Like, which would you want to set up first depending on your specific risks profile.The later is like like a proper backup, the former more of a low-downtime strat (that most smol homelabs can do without - “just wait a day, mom”)
Eg as the most basic example - instead of local duplication you could have a small PC (even like some old Pi), big HDD, and rsync once a day.
(Ofc, with duplicated serves, finances permitting, you can also provide backup services which helps that downtime issue. And by finances I mean the rest of your server group stuff, which in my cases is mostly HDD cost anyways.)
apftwb@lemmy.world 10 hours ago
Got it!*
*puts a Timeshift partition on the same RAID array
PissingIntoTheWind@lemmy.world 16 hours ago
This collapse when we only need 1/100 of what they are planning. Because not everyone is going to need a massive data center. Just like cars, computers and every other technology. It starts out diverse than shrinksssssssss.
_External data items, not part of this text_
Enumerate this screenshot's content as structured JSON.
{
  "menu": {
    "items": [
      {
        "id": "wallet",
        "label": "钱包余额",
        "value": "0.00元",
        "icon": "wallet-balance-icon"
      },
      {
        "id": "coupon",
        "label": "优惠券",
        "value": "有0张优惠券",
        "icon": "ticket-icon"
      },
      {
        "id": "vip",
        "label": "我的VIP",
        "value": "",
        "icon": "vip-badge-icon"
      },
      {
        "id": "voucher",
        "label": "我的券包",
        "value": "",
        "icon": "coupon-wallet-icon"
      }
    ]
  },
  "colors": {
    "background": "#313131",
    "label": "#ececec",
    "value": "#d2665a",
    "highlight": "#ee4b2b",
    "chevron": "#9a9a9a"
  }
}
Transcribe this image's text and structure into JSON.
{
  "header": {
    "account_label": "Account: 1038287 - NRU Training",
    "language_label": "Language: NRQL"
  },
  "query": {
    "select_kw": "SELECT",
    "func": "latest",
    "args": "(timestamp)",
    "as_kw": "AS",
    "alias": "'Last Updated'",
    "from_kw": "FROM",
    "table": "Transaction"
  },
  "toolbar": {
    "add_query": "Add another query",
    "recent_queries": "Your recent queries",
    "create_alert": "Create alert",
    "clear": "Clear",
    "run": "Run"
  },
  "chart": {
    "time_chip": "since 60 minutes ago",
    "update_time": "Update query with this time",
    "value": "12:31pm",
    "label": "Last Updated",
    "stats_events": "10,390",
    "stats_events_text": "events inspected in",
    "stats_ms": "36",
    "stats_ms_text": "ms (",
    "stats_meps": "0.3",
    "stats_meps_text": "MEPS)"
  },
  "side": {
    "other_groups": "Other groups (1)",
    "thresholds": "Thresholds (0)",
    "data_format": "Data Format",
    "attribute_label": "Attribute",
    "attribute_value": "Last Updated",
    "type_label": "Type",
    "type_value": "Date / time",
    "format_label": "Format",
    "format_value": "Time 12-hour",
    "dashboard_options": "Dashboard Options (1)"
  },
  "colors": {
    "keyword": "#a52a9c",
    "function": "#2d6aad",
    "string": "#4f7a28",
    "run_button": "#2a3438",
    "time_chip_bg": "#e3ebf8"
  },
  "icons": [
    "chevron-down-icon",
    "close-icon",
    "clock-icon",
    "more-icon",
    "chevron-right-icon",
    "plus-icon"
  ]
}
Bababasti@feddit.org 14 hours ago
Just thinking about all the electronic waste this is gonna generate is making me feel all icky
regedit@lemmy.zip 11 hours ago
Now may not be a good time to tell you about the Windows 10 EoL that recently lapsed, then.
plyth@feddit.org 12 hours ago
Think about all the HDDs that they will sell for cheap in 5 years.
rafoix@lemmy.zip 23 hours ago
What else are these data centers going to hoard?
Jobs, GPUs, water, hard drives
sefra1@lemmy.zip 22 hours ago
Electricity
1Fuji2Taka3Nasubi@piefed.zip 19 hours ago
Ironic Microsoft doesn’t have enough electricity to power their hogged gpus.
AtariDump@lemmy.world 17 hours ago
jubilationtcornpone@sh.itjust.works 20 hours ago
Land.
DickFiasco@sh.itjust.works 20 hours ago
Privacy
frezik@lemmy.blahaj.zone 20 hours ago
Jet engines.
LodeMike@lemmy.today 23 hours ago
Oh this must be for
trainingstolen datasolrize@lemmy.ml 23 hours ago
Ram shortage too. But most users should avoid QLC.
salacious_coaster@infosec.pub 23 hours ago
I noticed the price doubled since the last time I ordered a drive, like a year ago.
solrize@lemmy.ml 21 hours ago
I haven’t been following trends but I just looked on newegg, and HDD and SSD prices look about where they were before, or maybe a bit higher. It’s nothing like the Chia craze where every drive of any kind was snapped up by crypto miners. Or the simliar thing further back where a flood in Thailand(?) clobbered a factory so there were big shortages and price spikes. Right now you can get drives if you’re willing to pay for them. There just hasn’t been the usual downward price trend.
NauticalNoodle@lemmy.ml 18 hours ago
I’ve been waiting over a month for my MicroCenter to restock Western Digital 14-16 TB HDD to upgrade my NAS. I finally caved and ordered direct from Western Digital. It still took them 10 days to ship the order.
anguo@piefed.ca 21 hours ago
Damn, I started building a home server this summer, and I still need some HDDs for a NAS...
Reiea@sh.itjust.works 18 hours ago
Makes me glad I built my nephew a country l computer last Christmas instead of this one.
FundMECFS@anarchist.nexus 2 hours ago
Why HDD’s?
I thought LLMs ran on a fuckload of VRAM and thats pretty much it. So the GPU market was the main affected?